Publié le par Olivier Millet

La balle Minié

La balle Minié bouleversa le combat d'infanterie par la gravité des blessures qu'elle occasionnait aux combattants. Inventée par l'ingénieur français Claude Étienne Minié, elle donnait aux armes à canon rayé une plus grande puissance par une vitesse accrue en sortie de canon et donc une plus grande portée et précision. La balle utilisée avant ce nouveau projectile était sphérique. L'adoption du canon rayé avait déjà contribué à augmenter la portée et la précision de ce projectile simple en plomb. Mais la balle Minié de par sa forme conique allait encore augmenter ces deux facteurs.

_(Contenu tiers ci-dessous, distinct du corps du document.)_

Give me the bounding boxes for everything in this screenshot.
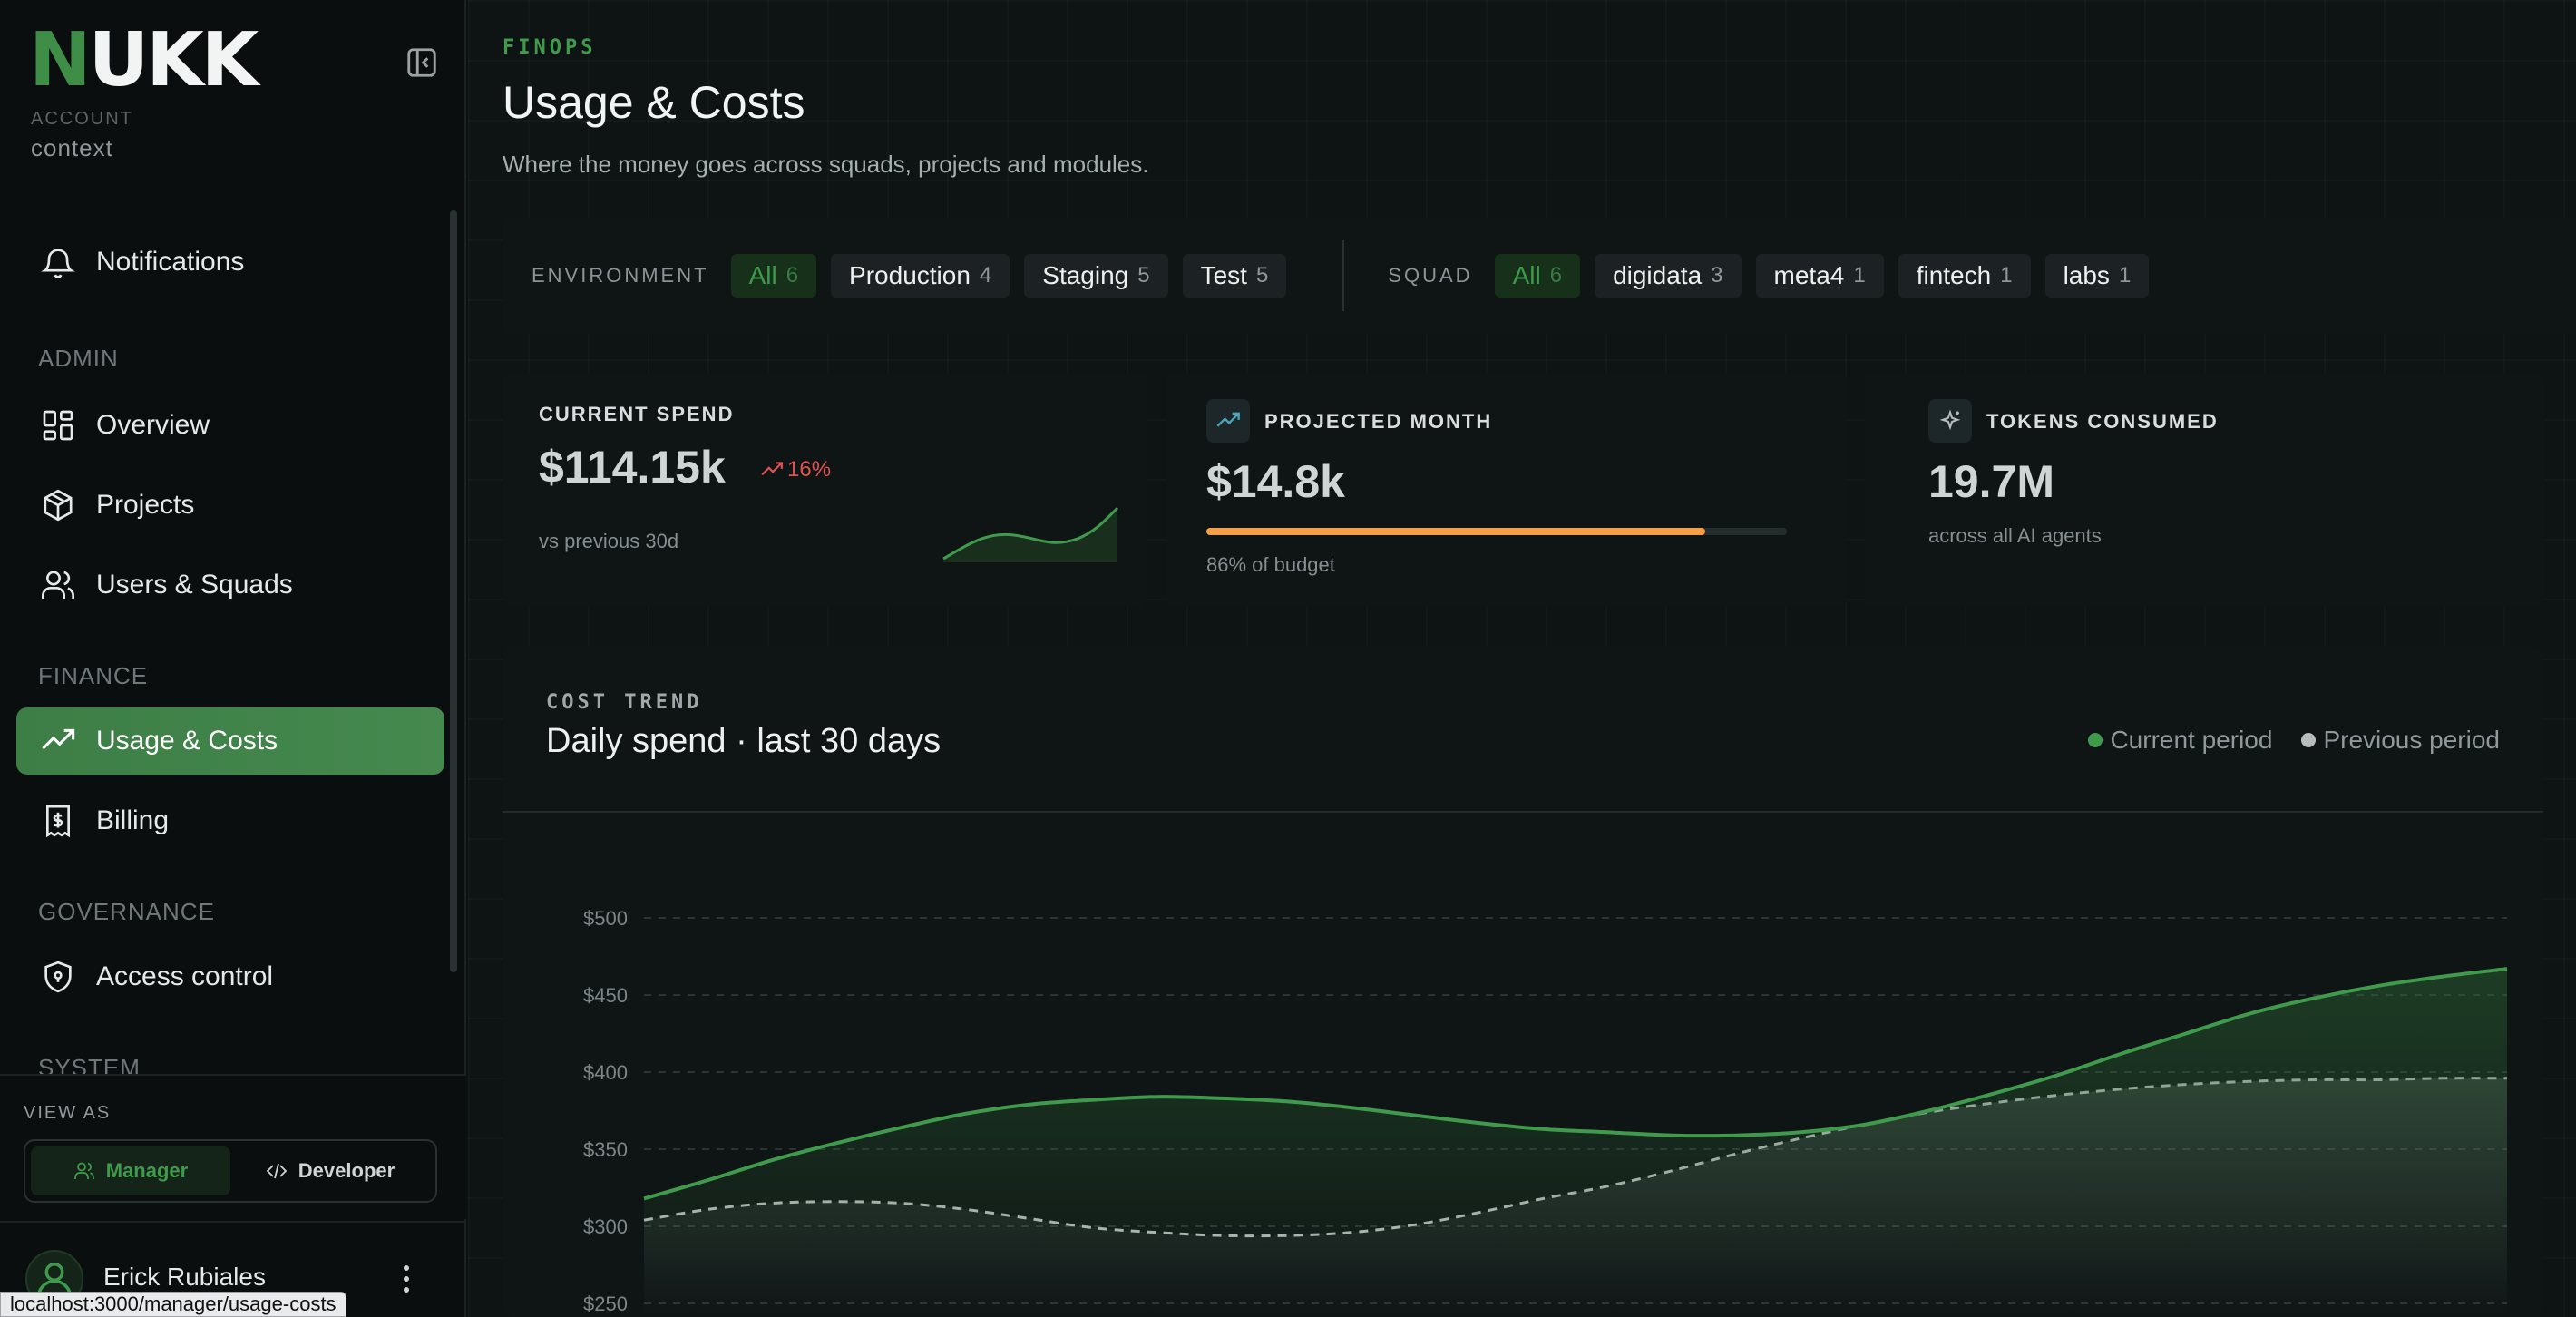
sparkles-icon <box>1928 399 1972 443</box>
kpi-value: $14.8k <box>1206 456 1345 507</box>
main-content: FINOPS Usage & Costs Where the money goe… <box>468 0 2576 1317</box>
account-value[interactable]: context <box>31 134 113 161</box>
view-as-panel: VIEW AS Manager Developer <box>0 1074 466 1219</box>
squad-filter-label: SQUAD <box>1388 264 1473 287</box>
budget-progress <box>1206 528 1787 535</box>
squad-chip-meta4[interactable]: meta4 1 <box>1755 254 1884 298</box>
delta-badge: 16% <box>760 457 831 483</box>
env-chip-all[interactable]: All 6 <box>730 254 817 298</box>
code-icon <box>266 1163 288 1179</box>
sidebar-item-label: Projects <box>96 490 195 520</box>
kpi-value: $114.15k <box>539 442 726 493</box>
sidebar-item-billing[interactable]: Billing <box>16 787 444 854</box>
sidebar-item-label: Users & Squads <box>96 570 293 600</box>
grid-icon <box>43 410 73 441</box>
account-label: ACCOUNT <box>31 109 133 129</box>
legend-dot <box>2088 733 2103 747</box>
y-tick-label: $250 <box>583 1293 628 1315</box>
page-title: Usage & Costs <box>503 77 805 128</box>
trend-divider <box>503 811 2543 813</box>
env-chip-staging[interactable]: Staging 5 <box>1024 254 1168 298</box>
sidebar-item-label: Overview <box>96 410 210 440</box>
legend-item-previous[interactable]: Previous period <box>2301 726 2500 755</box>
squad-chip-all[interactable]: All 6 <box>1494 254 1581 298</box>
kpi-projected-month: PROJECTED MONTH $14.8k 86% of budget <box>1166 372 1847 608</box>
section-label-governance: GOVERNANCE <box>38 898 215 925</box>
sidebar-item-label: Usage & Costs <box>96 726 278 756</box>
environment-filter-label: ENVIRONMENT <box>532 264 709 287</box>
kpi-sub: 86% of budget <box>1206 553 1335 576</box>
trending-up-icon <box>761 462 783 476</box>
kpi-value: 19.7M <box>1928 456 2054 507</box>
shield-icon <box>44 961 72 993</box>
y-tick-label: $450 <box>583 984 628 1007</box>
section-label-admin: ADMIN <box>38 345 119 372</box>
trending-up-icon <box>1206 399 1250 443</box>
legend-item-current[interactable]: Current period <box>2088 726 2272 755</box>
logo[interactable]: NUKK <box>29 17 259 103</box>
filter-divider <box>1342 240 1345 311</box>
cost-trend-chart: $500 $450 $400 $350 $300 $250 <box>583 907 2508 1317</box>
series-current-period-area <box>644 969 2507 1317</box>
sidebar-item-label: Notifications <box>96 247 245 277</box>
sidebar-item-users-squads[interactable]: Users & Squads <box>16 551 444 619</box>
page-eyebrow: FINOPS <box>503 36 597 59</box>
view-as-label: VIEW AS <box>24 1103 112 1123</box>
cost-trend-card: COST TREND Daily spend · last 30 days Cu… <box>503 646 2543 1317</box>
squad-chip-labs[interactable]: labs 1 <box>2044 254 2150 298</box>
kpi-sub: vs previous 30d <box>539 530 679 552</box>
filter-bar: ENVIRONMENT All 6 Production 4 Staging 5 Te… <box>503 218 2576 334</box>
user-icon <box>36 1263 73 1298</box>
view-as-toggle: Manager Developer <box>24 1139 437 1203</box>
receipt-icon <box>46 805 70 838</box>
bell-icon <box>41 249 75 278</box>
kpi-label: PROJECTED MONTH <box>1264 410 1493 433</box>
kpi-label: TOKENS CONSUMED <box>1986 410 2219 433</box>
env-chip-production[interactable]: Production 4 <box>831 254 1010 298</box>
sidebar: NUKK ACCOUNT context Notifications ADMIN… <box>0 0 466 1317</box>
more-vertical-icon[interactable] <box>397 1263 415 1295</box>
kpi-tokens-consumed: TOKENS CONSUMED 19.7M across all AI agen… <box>1865 372 2545 608</box>
spend-sparkline <box>942 506 1119 562</box>
status-url-tooltip: localhost:3000/manager/usage-costs <box>0 1292 346 1317</box>
y-tick-label: $350 <box>583 1138 628 1161</box>
chart-legend: Current period Previous period <box>2059 726 2500 755</box>
users-icon <box>73 1162 94 1179</box>
kpi-sub: across all AI agents <box>1928 524 2102 547</box>
budget-progress-fill <box>1206 528 1706 535</box>
users-icon <box>42 571 75 599</box>
squad-chip-digidata[interactable]: digidata 3 <box>1595 254 1742 298</box>
squad-chip-fintech[interactable]: fintech 1 <box>1898 254 2031 298</box>
series-current-period-line[interactable] <box>643 967 2508 1201</box>
sidebar-item-notifications[interactable]: Notifications <box>16 229 444 296</box>
sidebar-item-label: Billing <box>96 805 170 835</box>
trending-up-icon <box>42 728 75 750</box>
view-as-manager-button[interactable]: Manager <box>31 1146 230 1195</box>
legend-dot <box>2301 733 2317 747</box>
view-as-developer-button[interactable]: Developer <box>230 1146 430 1195</box>
sidebar-scrollbar[interactable] <box>450 210 457 972</box>
sidebar-item-usage-costs[interactable]: Usage & Costs <box>16 707 444 775</box>
env-chip-test[interactable]: Test 5 <box>1182 254 1287 298</box>
sidebar-item-projects[interactable]: Projects <box>16 472 444 539</box>
kpi-current-spend: CURRENT SPEND $114.15k 16% vs previous 3… <box>503 372 1147 608</box>
y-tick-label: $300 <box>583 1215 628 1238</box>
trend-eyebrow: COST TREND <box>546 691 703 714</box>
kpi-label: CURRENT SPEND <box>539 403 735 425</box>
sidebar-item-overview[interactable]: Overview <box>16 392 444 459</box>
y-tick-label: $500 <box>583 907 628 930</box>
y-tick-label: $400 <box>583 1061 628 1084</box>
page-subtitle: Where the money goes across squads, proj… <box>503 151 1149 178</box>
sidebar-item-label: Access control <box>96 961 274 991</box>
collapse-sidebar-icon[interactable] <box>405 45 439 80</box>
sidebar-item-access-control[interactable]: Access control <box>16 943 444 1010</box>
box-icon <box>44 489 73 522</box>
section-label-finance: FINANCE <box>38 662 149 689</box>
user-name: Erick Rubiales <box>103 1263 266 1291</box>
trend-title: Daily spend · last 30 days <box>546 722 942 760</box>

L'ogive, toujours en plomb, cylindrico-conique de la balle Minié pesait 30 grammes, elle améliorait la pénétration dans l'air, la base de la balle striée et creuse permettait une étanchéité bien meilleure lors du départ du coup en conservant les gaz à sa base ; de plus, sous l'effet de la pression des gaz, les bords s'incrustaient dans les rainures du canon l'obligeant à tourner sur elle-même. Ce mouvement rotatif, associé à sa forme et à l'absence de déperdition de gaz à sa base donnait une grande portée au projectile. La balle était pourvue de 4 stries à sa base mais la version américaine n'en comportait que trois. On estime à presque 500 millions les balles produites rien que par le Nord

Le deuxième point important est l'impact d'une telle balle sur un corps humain. La balle brisait les os, pénétrait les chairs et causait des dégâts effroyables en semant des morceaux d'os dans la blessure. La plupart du temps un homme blessé était amputé car la gangrène se répandant très vite empêchait de soigner une blessure bien plus compliquée à soigner. Lorsqu’un membre était touché, les médecins amputaient, si la balle frappait ailleurs il n y avait que peu d'espoir. Une blessure à la poitrine était considérée comme mortelle.

Pendant la guerre civile

Les soldats, avec cette balle précise et mortelle, étaient théoriquement capable de toucher bien plus souvent que lorsqu'ils étaient équipés d'un mousquet classique à la portée moindre. La tactique linéaire employée encore en 1861 faisait que les masses d'hommes qui chargeaient sous le feu ennemi, offraient une cible encore facile et lorsque deux lignes échangeaient des tirs, c'était à coup sûr l'hécatombe. Seulement l'entrainement prenait du temps et ce dernier manquait pour former correctement les hommes, pour certains d'entre ils apprenaient à se servir de leur arme le jour du combat ce qui les aurait rendu bien inefficace si ils avaient du engager l'ennemi a grande distance comme leur arme le leur permettait. Même avec un bon fusil et une balle mortelle, un mauvais tireur reste un mauvais tireur.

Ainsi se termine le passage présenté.